Ce que vos couleurs préférées révèlent sur votre estime de soi
On n'y pense pas forcément, mais les couleurs que l'on choisit de porter chaque matin ne sont peut-être pas aussi anodines qu'elles le paraissent. Selon une récente étude, les personnes ayant une faible estime d'elles-mêmes auraient tendance à revenir systématiquement vers certaines teintes spécifiques.
Ce n'est pas un hasard isolé ni une simple question de goût esthétique. Les chercheurs suggèrent qu'il existe un lien profond entre notre état psychologique intérieur et les couleurs que nous privilégions dans notre garde-robe.
Pourquoi la couleur et la psychologie sont-elles si étroitement liées ?
La psychologie des couleurs est un domaine d'étude sérieux depuis plusieurs décennies. Les spécialistes s'accordent à dire que nos choix vestimentaires constituent une forme de communication non verbale — une façon d'envoyer des signaux au monde extérieur, mais aussi à nous-mêmes.
Les personnes dont l'estime de soi est fragilisée cherchent souvent, inconsciemment, à se fondre dans la masse. Elles évitent les tenues susceptibles d'attirer l'attention ou de susciter des commentaires. Ce mécanisme de protection se traduit très concrètement dans leurs choix de couleurs au quotidien.
Les couleurs les plus souvent associées à une faible estime de soi
L'étude met en évidence plusieurs teintes qui reviennent de manière récurrente dans la garde-robe des personnes concernées. Ces couleurs partagent un point commun : elles sont discrètes, neutres et peu susceptibles de faire remarquer celui ou celle qui les porte.
Le gris et le beige : l'invisibilité comme bouclier
Ces deux teintes arrivent en tête des résultats. Le gris et le beige sont des couleurs qui permettent de passer inaperçu, ce qui correspond précisément au besoin ressenti par de nombreuses personnes à faible estime de soi. Porter ces couleurs devient une stratégie inconsciente pour éviter tout jugement extérieur.
Il ne s'agit évidemment pas de stigmatiser ces teintes — elles peuvent tout à fait être portées par des personnes parfaitement épanouies. C'est avant tout la motivation profonde derrière ce choix qui est révélatrice.
Le noir porté comme camouflage
Le noir est souvent associé à l'élégance et à la sophistication. Pourtant, lorsqu'il est porté de façon quasi exclusive et systématique, il peut signaler autre chose. Certaines personnes s'habillent en noir non par goût, mais pour se protéger du regard des autres, en créant une sorte d'armure vestimentaire invisible.

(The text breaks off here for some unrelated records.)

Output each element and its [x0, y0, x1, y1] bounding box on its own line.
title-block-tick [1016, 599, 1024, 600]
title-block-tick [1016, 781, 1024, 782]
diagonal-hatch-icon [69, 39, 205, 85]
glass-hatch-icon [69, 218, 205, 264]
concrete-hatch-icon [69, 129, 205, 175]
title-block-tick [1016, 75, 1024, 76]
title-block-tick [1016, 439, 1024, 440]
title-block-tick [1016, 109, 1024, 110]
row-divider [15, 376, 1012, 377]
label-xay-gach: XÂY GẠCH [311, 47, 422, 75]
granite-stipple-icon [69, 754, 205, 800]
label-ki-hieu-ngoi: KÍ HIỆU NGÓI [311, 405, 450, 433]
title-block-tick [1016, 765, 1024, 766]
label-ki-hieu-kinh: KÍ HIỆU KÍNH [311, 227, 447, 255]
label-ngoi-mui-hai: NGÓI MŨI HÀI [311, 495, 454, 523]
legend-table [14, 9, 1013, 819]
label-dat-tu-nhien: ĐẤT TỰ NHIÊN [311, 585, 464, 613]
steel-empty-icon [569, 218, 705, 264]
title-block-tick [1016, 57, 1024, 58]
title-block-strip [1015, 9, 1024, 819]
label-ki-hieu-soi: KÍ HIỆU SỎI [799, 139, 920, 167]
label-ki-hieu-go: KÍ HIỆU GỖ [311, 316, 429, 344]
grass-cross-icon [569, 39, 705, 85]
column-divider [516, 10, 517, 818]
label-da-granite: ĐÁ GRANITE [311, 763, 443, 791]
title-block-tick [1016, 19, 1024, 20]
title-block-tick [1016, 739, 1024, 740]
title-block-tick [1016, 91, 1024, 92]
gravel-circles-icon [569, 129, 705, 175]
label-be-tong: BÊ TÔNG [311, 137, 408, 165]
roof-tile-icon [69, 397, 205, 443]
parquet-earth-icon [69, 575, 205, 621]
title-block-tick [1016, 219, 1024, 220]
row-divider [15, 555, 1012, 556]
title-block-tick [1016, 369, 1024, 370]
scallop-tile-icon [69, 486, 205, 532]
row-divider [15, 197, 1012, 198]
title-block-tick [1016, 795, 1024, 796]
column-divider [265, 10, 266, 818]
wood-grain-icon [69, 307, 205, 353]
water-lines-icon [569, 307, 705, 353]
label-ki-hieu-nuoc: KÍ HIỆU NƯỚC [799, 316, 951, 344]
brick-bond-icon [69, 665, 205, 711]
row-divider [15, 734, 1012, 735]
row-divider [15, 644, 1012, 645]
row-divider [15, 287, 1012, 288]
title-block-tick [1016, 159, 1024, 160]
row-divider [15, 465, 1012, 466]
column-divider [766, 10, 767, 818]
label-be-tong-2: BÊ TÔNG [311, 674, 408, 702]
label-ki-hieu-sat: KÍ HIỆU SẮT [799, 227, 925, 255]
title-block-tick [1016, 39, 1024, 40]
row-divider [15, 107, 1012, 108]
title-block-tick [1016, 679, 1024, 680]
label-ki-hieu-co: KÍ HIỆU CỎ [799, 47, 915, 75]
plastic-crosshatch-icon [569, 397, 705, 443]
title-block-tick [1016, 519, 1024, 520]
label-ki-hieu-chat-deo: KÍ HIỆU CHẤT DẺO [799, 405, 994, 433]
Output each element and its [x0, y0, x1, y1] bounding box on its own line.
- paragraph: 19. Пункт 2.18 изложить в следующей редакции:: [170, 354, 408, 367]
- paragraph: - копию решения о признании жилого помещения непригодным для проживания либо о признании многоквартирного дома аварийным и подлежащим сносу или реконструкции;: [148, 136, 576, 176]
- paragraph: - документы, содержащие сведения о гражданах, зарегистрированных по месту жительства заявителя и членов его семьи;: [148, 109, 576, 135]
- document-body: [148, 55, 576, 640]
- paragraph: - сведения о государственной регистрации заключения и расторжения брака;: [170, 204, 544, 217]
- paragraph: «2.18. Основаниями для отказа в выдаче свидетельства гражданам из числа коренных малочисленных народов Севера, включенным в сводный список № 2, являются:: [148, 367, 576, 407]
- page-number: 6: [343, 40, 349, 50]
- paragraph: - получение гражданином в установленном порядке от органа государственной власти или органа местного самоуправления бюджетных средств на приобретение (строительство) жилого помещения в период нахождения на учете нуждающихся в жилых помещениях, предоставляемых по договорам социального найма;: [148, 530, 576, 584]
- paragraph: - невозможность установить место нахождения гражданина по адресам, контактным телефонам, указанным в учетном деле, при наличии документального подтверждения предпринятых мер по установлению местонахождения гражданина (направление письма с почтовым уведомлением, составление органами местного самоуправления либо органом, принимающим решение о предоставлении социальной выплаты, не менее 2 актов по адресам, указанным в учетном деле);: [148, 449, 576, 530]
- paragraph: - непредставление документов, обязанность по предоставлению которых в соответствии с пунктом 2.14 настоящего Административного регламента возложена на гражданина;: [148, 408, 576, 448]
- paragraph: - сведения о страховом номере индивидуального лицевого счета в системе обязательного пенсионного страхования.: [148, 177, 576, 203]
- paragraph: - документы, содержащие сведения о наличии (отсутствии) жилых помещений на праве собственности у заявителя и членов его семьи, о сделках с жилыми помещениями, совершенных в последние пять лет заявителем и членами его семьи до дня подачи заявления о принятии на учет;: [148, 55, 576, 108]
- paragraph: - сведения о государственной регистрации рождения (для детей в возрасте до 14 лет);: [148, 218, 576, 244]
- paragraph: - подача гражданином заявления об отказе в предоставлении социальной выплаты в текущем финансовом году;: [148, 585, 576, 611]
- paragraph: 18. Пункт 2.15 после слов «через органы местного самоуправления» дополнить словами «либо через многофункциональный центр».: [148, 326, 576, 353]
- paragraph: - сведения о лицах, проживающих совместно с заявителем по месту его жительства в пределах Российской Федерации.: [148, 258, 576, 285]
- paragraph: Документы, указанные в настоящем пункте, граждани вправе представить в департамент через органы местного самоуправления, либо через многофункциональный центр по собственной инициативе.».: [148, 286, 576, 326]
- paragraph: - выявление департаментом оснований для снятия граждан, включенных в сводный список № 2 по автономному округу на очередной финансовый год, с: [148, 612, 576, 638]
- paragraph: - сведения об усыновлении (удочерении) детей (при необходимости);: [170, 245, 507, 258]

L'étude souligne cette nuance importante : c'est l'intention et la fréquence du port qui comptent, pas la couleur en elle-même.
Les teintes ternes et délavées
Au-delà des couleurs précises, les chercheurs ont également observé une attirance marquée pour les nuances éteintes, délavées ou peu saturées. Les personnes à faible estime de soi évitent généralement les couleurs vives, lumineuses ou audacieuses, perçues comme trop affirmées ou trop exposées.
Porter une couleur éclatante, c'est d'une certaine façon dire au monde : « Je suis là, regardez-moi. » Pour quelqu'un qui manque de confiance en lui, ce message peut être source d'anxiété réelle.
Un signe parmi d'autres, pas un diagnostic
Il est essentiel de rappeler que ces observations constituent des tendances générales, et non des vérités absolues. Le choix d'une couleur vestimentaire ne permet pas à lui seul de diagnostiquer un problème d'estime de soi. De nombreux autres facteurs entrent en jeu : la culture, la profession, les préférences personnelles ou encore les tendances de la mode.
Cela dit, si vous reconnaissez certains de ces schémas dans vos propres habitudes vestimentaires, cela peut constituer un point de départ intéressant pour une réflexion plus personnelle sur votre rapport à vous-même et à votre image.
Et si vous osiez un peu plus de couleur ?
Certains thérapeutes et psychologues recommandent d'ailleurs d'introduire progressivement des couleurs plus vives dans sa tenue comme exercice de confiance en soi. Ce petit geste du quotidien peut, avec le temps, contribuer à modifier positivement la perception que l'on a de soi-même.
Ce n'est pas une solution miracle, mais un outil parmi d'autres. Après tout, la façon dont on se présente au monde influence inévitablement la façon dont on se perçoit — et vice versa.